The background worker — which already polls for merge jobs — runs a stale lock recovery pass alongside its other periodic tasks:
// workers/loop.ts — recover stale template locks
export async function recoverStaleTemplateLocks() {
const staleThreshold = new Date(
Date.now() - LOCK_STALE_MINUTES * 60 * 1000,
).toISOString();
const result = await db
.update(templates)
.set({ lockedBy: null, lockedByTab: null, lockedAt: null })
.where(
and(
sql`${templates.lockedBy} IS NOT NULL`,
lt(templates.lockedAt, staleThreshold),
),
)
.returning({ id: templates.id });
}
This runs every 5 minutes. Any lock whose lockedAt timestamp is older than 2 minutes gets cleared. The 2-minute threshold and 15-second heartbeat interval mean a lock is recovered within ~5 minutes of the user going offline — fast enough to be useful, slow enough to tolerate network hiccups.

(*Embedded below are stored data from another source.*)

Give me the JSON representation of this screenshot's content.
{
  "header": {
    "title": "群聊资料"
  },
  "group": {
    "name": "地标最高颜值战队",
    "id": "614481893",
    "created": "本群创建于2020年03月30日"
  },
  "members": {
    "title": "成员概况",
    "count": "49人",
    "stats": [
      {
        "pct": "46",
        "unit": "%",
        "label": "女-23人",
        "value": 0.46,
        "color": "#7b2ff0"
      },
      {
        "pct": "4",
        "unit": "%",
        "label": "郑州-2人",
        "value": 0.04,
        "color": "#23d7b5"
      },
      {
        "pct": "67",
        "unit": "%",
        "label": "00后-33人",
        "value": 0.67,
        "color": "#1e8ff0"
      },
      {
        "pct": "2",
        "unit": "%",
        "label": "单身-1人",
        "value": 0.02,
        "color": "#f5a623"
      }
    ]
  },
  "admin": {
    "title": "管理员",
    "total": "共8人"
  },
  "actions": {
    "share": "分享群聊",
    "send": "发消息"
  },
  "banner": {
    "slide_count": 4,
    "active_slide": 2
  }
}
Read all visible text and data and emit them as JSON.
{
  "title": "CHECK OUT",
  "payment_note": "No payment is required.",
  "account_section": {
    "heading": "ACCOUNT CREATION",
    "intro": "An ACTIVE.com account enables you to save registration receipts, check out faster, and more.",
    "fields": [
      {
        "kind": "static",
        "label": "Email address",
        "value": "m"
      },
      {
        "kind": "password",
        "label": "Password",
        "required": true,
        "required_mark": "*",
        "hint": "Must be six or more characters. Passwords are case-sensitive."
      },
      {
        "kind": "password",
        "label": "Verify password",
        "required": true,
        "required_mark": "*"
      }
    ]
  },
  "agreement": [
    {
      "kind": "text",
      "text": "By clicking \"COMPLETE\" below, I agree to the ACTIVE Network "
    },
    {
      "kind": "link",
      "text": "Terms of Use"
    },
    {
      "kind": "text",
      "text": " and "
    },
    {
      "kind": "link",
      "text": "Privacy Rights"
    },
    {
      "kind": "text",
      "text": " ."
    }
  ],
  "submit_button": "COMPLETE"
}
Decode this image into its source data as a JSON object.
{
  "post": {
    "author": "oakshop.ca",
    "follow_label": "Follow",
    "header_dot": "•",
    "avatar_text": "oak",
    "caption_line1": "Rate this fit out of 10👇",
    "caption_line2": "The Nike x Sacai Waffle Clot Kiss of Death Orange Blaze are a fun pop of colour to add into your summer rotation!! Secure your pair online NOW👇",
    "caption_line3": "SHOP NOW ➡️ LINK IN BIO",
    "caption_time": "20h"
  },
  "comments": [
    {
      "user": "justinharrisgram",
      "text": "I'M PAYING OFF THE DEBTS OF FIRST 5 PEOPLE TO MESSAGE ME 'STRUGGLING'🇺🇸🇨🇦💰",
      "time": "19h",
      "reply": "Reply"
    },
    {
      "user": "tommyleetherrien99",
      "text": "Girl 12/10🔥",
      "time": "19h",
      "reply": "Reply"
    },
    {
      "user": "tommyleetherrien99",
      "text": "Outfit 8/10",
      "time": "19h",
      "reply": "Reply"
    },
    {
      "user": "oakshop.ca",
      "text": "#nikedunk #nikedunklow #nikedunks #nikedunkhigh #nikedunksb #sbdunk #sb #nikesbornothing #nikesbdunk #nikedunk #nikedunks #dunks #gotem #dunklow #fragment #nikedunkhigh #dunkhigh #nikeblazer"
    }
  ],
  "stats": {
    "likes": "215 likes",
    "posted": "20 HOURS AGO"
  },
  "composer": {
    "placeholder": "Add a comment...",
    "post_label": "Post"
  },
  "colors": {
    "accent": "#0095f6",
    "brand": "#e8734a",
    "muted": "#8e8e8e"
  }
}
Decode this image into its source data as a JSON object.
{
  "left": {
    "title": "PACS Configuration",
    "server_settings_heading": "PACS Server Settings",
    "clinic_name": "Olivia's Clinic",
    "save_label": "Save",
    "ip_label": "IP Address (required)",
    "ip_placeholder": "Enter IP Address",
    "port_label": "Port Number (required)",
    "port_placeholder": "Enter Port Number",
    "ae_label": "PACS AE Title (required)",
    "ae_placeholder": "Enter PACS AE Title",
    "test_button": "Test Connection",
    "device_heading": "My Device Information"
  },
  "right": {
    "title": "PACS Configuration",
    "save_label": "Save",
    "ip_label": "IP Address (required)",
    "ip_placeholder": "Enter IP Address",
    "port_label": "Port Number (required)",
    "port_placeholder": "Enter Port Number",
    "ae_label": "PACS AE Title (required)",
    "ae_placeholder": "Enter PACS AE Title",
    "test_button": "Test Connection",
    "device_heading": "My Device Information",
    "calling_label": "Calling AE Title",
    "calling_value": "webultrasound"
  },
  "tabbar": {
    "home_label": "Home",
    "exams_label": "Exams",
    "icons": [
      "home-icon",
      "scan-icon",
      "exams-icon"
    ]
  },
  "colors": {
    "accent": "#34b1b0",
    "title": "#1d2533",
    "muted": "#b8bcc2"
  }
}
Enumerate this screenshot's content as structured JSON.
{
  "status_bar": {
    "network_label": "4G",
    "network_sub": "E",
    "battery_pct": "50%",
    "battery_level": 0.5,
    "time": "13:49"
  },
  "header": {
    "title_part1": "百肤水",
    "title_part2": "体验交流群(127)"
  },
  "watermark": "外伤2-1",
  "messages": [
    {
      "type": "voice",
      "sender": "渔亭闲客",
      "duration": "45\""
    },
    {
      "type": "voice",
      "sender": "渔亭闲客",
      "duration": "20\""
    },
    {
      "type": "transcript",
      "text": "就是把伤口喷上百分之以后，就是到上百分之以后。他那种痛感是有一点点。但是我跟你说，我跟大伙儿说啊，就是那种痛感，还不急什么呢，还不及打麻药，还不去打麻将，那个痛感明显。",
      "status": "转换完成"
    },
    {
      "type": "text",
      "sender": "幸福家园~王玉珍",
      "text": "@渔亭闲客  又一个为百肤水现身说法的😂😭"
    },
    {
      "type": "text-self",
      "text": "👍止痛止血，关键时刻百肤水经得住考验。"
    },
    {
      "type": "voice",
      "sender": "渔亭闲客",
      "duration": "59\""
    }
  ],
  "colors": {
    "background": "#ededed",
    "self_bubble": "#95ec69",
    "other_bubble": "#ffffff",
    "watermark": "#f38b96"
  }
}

The same worker also recovers stale job locks with a similar pattern, using lockedBy and lockedAt columns on the jobs table. The principle is identical: if a worker process crashes mid-job, another worker picks it up after the stale threshold passes.
The Lesson
Locking is one of those features that’s invisible when it works and catastrophic when it doesn’t. The challenge isn’t the happy path — it’s the edge cases: the user who opens three tabs, the heartbeat that fails because of a proxy timeout, the beforeunload that doesn’t fire on mobile Safari.
The system works because every layer has a fallback. The heartbeat keeps the lock alive. The stale threshold reclaims abandoned locks. The beforeunload handler releases on navigation. The worker cleans up what the browser couldn’t. The retry loop polls for availability. The LockBanner tells the user what’s happening instead of silently disabling the save button.
None of these pieces is complicated on its own. Together, they cover the gap between “theoretically correct” and “works in production.”